The epidural is a local anaesthetic that’s injected into your back by an anaesthetist to deaden the nerves between your spine and womb, leaving you numb from the top of your bump down to your toes. You will not be able to mobilise as you will have no feeling from the waist down. You will need to be continuously monitored on the bed and birthing positions are limited. Women with epidural can find it more difficult to push effectively and for this reason may need help by having an instrumental birth.
Before you get your epidural you will need a drip to give you fluids to make sure that your blood pressure does not get low. You will be asked to lie down or curl over to make sure that you are in the correct position for the anaesthetist. Your back will be cleaned with a very cold solution and then you will feel a pinch as a local anaesthetic numbs the area so that you won’t feel the epidural needle. A very thin plastic tube is placed into your back, close to the nerves that carry the pain to the uterus. The epidural drugs are given through this plastic tube and it takes about 15 minutes to work.

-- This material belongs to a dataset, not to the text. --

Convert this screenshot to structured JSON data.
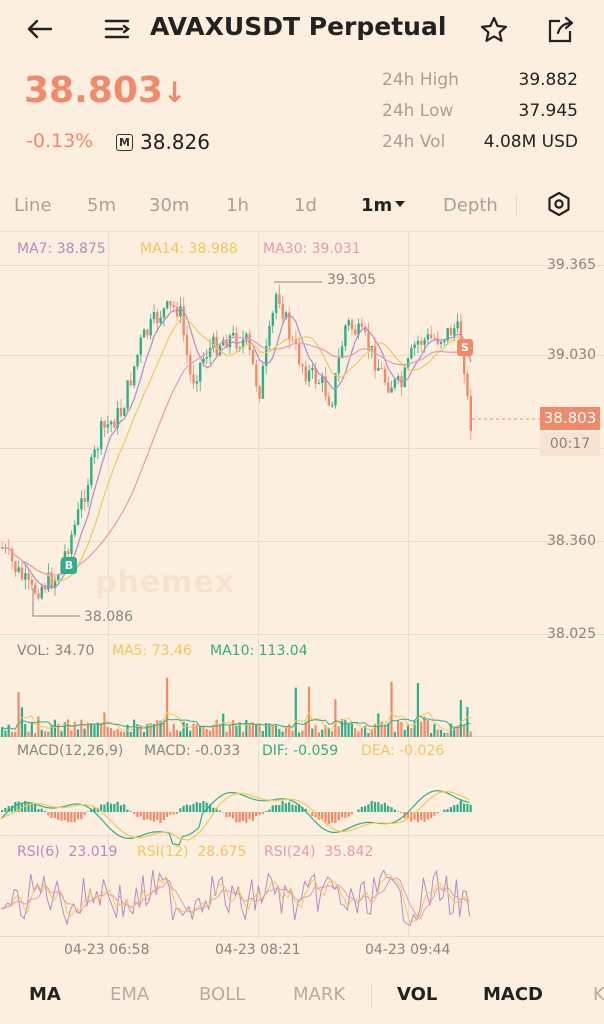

Once your epidural is in place, a catheter will be inserted into your bladder to keep it empty and you will not be able to walk around. Common side effects of the epidural include itching – it’s totally normal, so don’t worry. Medication can be given to counteract these effects if needed.

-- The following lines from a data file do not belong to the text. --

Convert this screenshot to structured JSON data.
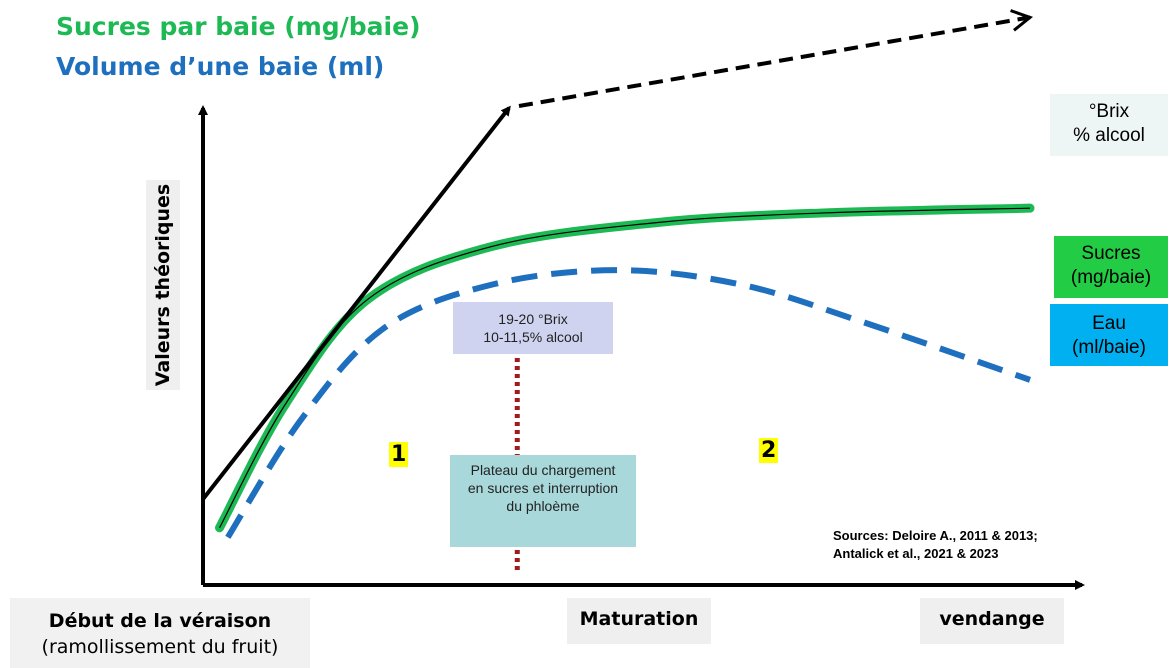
{
  "titles": {
    "sugar": "Sucres par baie (mg/baie)",
    "volume": "Volume d’une baie (ml)"
  },
  "colors": {
    "sugar": "#1db954",
    "volume": "#1f6fbf",
    "brix_line": "#000000",
    "phloem_marker": "#a01c1c",
    "box_brix": "#eef5f5",
    "box_sugar": "#22cc44",
    "box_water": "#00b0f0",
    "note_brix": "#cfd3f0",
    "note_plateau": "#a8d8da"
  },
  "axes": {
    "ylabel": "Valeurs théoriques",
    "x_start": "Début de la véraison",
    "x_start_sub": "(ramollissement du fruit)",
    "x_mid": "Maturation",
    "x_end": "vendange"
  },
  "labels": {
    "brix_line1": "°Brix",
    "brix_line2": "% alcool",
    "sugar_line1": "Sucres",
    "sugar_line2": "(mg/baie)",
    "water_line1": "Eau",
    "water_line2": "(ml/baie)"
  },
  "annotations": {
    "brix_threshold_1": "19-20 °Brix",
    "brix_threshold_2": "10-11,5% alcool",
    "plateau": "Plateau du chargement en sucres et interruption du phloème",
    "zone1": "1",
    "zone2": "2",
    "sources_1": "Sources: Deloire A., 2011 & 2013;",
    "sources_2": "Antalick et al., 2021 & 2023"
  },
  "chart_data": {
    "type": "line",
    "xlabel": "",
    "ylabel": "Valeurs théoriques",
    "x_categories": [
      "Début de la véraison",
      "Maturation",
      "vendange"
    ],
    "xlim": [
      0,
      100
    ],
    "ylim": [
      0,
      100
    ],
    "grid": false,
    "series": [
      {
        "name": "Sucres (mg/baie)",
        "style": "solid",
        "points": [
          [
            2,
            12
          ],
          [
            10,
            38
          ],
          [
            20,
            60
          ],
          [
            35,
            71
          ],
          [
            55,
            76
          ],
          [
            75,
            78
          ],
          [
            100,
            79
          ]
        ]
      },
      {
        "name": "Eau (ml/baie)",
        "style": "dashed",
        "points": [
          [
            3,
            10
          ],
          [
            12,
            35
          ],
          [
            22,
            54
          ],
          [
            35,
            63
          ],
          [
            50,
            66
          ],
          [
            65,
            63
          ],
          [
            80,
            55
          ],
          [
            100,
            43
          ]
        ]
      },
      {
        "name": "°Brix % alcool",
        "style": "solid-then-dashed",
        "points": [
          [
            0,
            18
          ],
          [
            37,
            100
          ],
          [
            100,
            119
          ]
        ]
      }
    ],
    "markers": [
      {
        "x": 38,
        "label": "19-20 °Brix 10-11,5% alcool / Plateau du chargement en sucres et interruption du phloème"
      }
    ],
    "zones": [
      {
        "label": "1",
        "x_range": [
          0,
          38
        ]
      },
      {
        "label": "2",
        "x_range": [
          38,
          100
        ]
      }
    ]
  }
}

What can you do to help with your labour pains?
- Eat beforehand: At the onset of labour, while you are at home, have something light to eat or drink.

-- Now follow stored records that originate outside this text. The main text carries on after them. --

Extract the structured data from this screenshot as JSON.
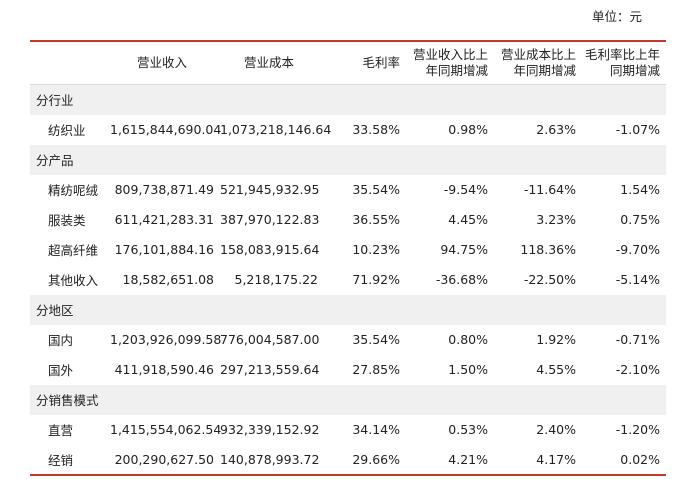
{
  "unit": "单位：元",
  "headers": [
    "",
    "营业收入",
    "营业成本",
    "毛利率",
    "营业收入比上年同期增减",
    "营业成本比上年同期增减",
    "毛利率比上年同期增减"
  ],
  "groups": [
    {
      "title": "分行业",
      "rows": [
        {
          "label": "纺织业",
          "cells": [
            "1,615,844,690.04",
            "1,073,218,146.64",
            "33.58%",
            "0.98%",
            "2.63%",
            "-1.07%"
          ]
        }
      ]
    },
    {
      "title": "分产品",
      "rows": [
        {
          "label": "精纺呢绒",
          "cells": [
            "809,738,871.49",
            "521,945,932.95",
            "35.54%",
            "-9.54%",
            "-11.64%",
            "1.54%"
          ]
        },
        {
          "label": "服装类",
          "cells": [
            "611,421,283.31",
            "387,970,122.83",
            "36.55%",
            "4.45%",
            "3.23%",
            "0.75%"
          ]
        },
        {
          "label": "超高纤维",
          "cells": [
            "176,101,884.16",
            "158,083,915.64",
            "10.23%",
            "94.75%",
            "118.36%",
            "-9.70%"
          ]
        },
        {
          "label": "其他收入",
          "cells": [
            "18,582,651.08",
            "5,218,175.22",
            "71.92%",
            "-36.68%",
            "-22.50%",
            "-5.14%"
          ]
        }
      ]
    },
    {
      "title": "分地区",
      "rows": [
        {
          "label": "国内",
          "cells": [
            "1,203,926,099.58",
            "776,004,587.00",
            "35.54%",
            "0.80%",
            "1.92%",
            "-0.71%"
          ]
        },
        {
          "label": "国外",
          "cells": [
            "411,918,590.46",
            "297,213,559.64",
            "27.85%",
            "1.50%",
            "4.55%",
            "-2.10%"
          ]
        }
      ]
    },
    {
      "title": "分销售模式",
      "rows": [
        {
          "label": "直营",
          "cells": [
            "1,415,554,062.54",
            "932,339,152.92",
            "34.14%",
            "0.53%",
            "2.40%",
            "-1.20%"
          ]
        },
        {
          "label": "经销",
          "cells": [
            "200,290,627.50",
            "140,878,993.72",
            "29.66%",
            "4.21%",
            "4.17%",
            "0.02%"
          ]
        }
      ]
    }
  ]
}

- Run a bath: Have a warm bath. This can ease the pain and discomfort, and help you to relax. Ask your maternity hospital if they have a bath or pool you can labour in.
- Keep active: Try to be as mobile as you can, and walk around your own house or garden. This will aid gravity, and, in turn, help the baby’s head to descend.
- Listen to some sounds: Music can help you to relax and can be a diversion in early labour.
- Have a back massage: Ask your partner to massage your lower back in circular movements if you are experiencing lower back pain with your contractions.
- Stay focused: Keep your focus on your baby. Remind yourself that labour will end and you will then have the beautiful baby you have been waiting for so long to meet.
Mother of three, Laura Doyle shares her birthing story.
“I had every intention of getting an epidural on my third child, again mainly out of fear that I wouldn’t be strong or capable enough. How wrong I was. All my intentions went out the window when she decided to arrive six minutes after I got to the hospital. A coincidence maybe, but I think not. I stayed at home walking around – gravity for sure helped my body with contracting effectively.
When I was in transition, I instinctively got onto all fours (in my hallway!) and this helped hugely with that I gave birth to her with one push and there was absolutely no intervention then or after. No stitches, no stinging, virtually no pain afterwards. I am so thrilled to have proven to myself and maybe others that you don’t need an epidural to give birth and if you are planning on one, just be completely informed on the pros, cons and side effects.”